Mushroom Risotto Recipe & Rose Wine Pairing Suggestions

17 days ago

Thinking of opening a bottle of rose wine? We’ve got quite the premium range at Wineworld for you to savour. But first, might we suggest you try pairing that glass of best perfect rose wine with our mushroom risotto.

The best Pinot Grigio Rose or sweet Brut Rose are all time favourites to enjoy with a steaming hot plate of risotto. Having perfected the recipe we find a glass of Zonin Sparkling Rose Brut a light sparkling rose delivering an intense fruity aroma and hints of almonds on the palate to be the perfect wine to go with mushroom risotto!

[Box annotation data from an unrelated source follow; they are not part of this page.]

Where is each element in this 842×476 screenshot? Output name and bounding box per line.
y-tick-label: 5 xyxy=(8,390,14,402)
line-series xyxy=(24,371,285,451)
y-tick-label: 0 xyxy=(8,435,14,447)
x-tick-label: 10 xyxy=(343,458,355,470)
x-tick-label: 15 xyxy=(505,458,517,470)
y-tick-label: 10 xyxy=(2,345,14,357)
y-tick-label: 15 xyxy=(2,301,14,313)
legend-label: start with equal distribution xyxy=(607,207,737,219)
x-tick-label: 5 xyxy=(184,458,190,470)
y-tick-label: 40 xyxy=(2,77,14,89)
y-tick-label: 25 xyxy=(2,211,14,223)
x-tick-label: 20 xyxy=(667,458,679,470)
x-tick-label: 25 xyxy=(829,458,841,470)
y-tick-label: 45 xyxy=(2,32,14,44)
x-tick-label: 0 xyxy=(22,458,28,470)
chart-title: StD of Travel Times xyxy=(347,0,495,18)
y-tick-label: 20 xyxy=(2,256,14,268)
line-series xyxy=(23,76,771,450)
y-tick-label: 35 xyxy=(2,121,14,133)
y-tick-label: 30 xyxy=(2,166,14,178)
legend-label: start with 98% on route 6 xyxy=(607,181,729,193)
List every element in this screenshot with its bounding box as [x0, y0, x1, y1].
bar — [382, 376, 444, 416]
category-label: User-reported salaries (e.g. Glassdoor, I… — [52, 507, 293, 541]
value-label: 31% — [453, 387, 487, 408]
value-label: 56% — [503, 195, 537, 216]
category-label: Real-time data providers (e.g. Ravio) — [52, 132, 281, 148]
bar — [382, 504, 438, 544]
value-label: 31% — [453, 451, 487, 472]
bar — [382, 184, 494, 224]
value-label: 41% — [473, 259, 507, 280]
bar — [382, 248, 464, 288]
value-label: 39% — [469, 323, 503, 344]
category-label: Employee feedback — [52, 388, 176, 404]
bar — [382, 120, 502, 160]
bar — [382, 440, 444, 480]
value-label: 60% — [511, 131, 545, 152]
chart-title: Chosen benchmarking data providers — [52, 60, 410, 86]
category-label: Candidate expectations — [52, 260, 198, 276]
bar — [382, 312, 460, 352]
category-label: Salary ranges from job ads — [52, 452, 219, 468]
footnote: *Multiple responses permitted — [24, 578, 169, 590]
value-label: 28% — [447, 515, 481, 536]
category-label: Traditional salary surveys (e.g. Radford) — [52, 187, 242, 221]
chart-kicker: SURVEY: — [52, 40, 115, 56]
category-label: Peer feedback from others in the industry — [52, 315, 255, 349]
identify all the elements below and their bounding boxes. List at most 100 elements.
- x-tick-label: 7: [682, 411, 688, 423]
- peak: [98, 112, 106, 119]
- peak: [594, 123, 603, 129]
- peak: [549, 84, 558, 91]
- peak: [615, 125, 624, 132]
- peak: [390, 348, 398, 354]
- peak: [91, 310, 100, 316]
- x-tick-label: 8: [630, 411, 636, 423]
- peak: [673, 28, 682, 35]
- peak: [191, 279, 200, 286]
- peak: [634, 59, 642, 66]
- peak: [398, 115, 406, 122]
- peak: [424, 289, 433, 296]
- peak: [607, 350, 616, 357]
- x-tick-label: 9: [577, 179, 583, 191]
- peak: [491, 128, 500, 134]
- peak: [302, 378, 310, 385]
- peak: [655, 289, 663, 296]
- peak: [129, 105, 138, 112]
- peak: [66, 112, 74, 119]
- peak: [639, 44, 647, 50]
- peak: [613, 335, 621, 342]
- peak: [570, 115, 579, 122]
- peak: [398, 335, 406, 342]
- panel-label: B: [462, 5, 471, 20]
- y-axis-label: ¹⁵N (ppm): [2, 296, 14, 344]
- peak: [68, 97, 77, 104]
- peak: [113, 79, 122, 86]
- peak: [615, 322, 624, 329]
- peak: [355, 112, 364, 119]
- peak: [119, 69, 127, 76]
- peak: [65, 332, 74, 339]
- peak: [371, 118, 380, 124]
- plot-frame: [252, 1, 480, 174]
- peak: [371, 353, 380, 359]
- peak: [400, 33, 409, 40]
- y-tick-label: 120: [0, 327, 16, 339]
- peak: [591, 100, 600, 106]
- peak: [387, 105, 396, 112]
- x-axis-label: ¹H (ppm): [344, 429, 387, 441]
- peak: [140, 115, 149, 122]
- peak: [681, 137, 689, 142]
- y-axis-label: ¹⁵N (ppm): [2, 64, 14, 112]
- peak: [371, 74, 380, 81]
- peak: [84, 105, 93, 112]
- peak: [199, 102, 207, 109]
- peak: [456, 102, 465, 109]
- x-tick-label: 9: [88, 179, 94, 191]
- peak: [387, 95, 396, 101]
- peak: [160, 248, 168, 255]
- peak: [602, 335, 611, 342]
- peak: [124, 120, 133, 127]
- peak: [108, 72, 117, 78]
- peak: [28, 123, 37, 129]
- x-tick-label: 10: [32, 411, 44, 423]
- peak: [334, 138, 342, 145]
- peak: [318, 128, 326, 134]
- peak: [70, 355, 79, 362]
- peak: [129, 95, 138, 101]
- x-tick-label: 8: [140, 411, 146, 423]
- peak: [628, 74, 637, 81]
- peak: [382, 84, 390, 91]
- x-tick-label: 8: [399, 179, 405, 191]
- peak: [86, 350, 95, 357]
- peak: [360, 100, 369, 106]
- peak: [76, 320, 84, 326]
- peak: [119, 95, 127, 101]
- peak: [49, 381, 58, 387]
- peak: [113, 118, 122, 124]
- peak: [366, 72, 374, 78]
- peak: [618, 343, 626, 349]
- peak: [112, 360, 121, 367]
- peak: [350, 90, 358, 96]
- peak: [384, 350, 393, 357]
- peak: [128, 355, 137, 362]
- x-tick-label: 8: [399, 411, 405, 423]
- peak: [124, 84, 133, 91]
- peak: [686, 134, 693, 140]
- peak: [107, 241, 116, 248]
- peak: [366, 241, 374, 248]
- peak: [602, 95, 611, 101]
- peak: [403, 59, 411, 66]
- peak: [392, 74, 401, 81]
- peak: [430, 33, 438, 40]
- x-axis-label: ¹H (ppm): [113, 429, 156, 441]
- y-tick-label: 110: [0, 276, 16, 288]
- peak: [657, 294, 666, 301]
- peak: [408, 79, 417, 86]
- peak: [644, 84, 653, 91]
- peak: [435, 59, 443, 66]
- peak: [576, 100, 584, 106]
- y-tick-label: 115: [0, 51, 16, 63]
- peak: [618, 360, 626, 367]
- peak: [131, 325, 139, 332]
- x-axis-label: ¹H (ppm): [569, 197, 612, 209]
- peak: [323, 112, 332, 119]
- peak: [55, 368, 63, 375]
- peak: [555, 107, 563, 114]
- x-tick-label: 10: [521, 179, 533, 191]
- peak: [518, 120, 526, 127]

How To Cook The Best No-Nonsense Mushroom Risotto In Less Than 30 Minutes


  • 1 large onion chopped fine
  • 1 tbsp. olive oil
  • 2 cloves garlic crushed
  • 300g flat mushrooms chopped
  • 20g butter
  • 1 litre. Chicken or vegetable stock
  • 10g dried mushrooms
  • 300g risotto rice
  • Salt and pepper
  • 2 tbsp. chopped parsley
  • Grated parmesan


Get a large wide saucepan with lid and fry the chopped onions in 1 tbsp. of olive oil. Cook on a low-heat with lid on until onions are soft. Add the butter and clove of garlic and cook for 1 minute. Next, add mushroom, increase the heat and cook for 3 minutes.

Make your stock; 1 stock cube melted in 1ltr of boiling water. Add dry mushrooms, salt and pepper; stir well and leave aside for mushrooms to soak up the stock.

Go back to the mushroom in the saucepan, when done add the risotto rice and stir. Pour in the stock with dry mushrooms and cook with lid off until the water is all absorbed, about 20 minutes. Keep on stirring the rice and stop when its al dente (just done). Mix in the parsley and serve with the cheese sprinkled on top. Pair it with a salad and slice of French bread and of course that perfectly complimentary glass of rose wine.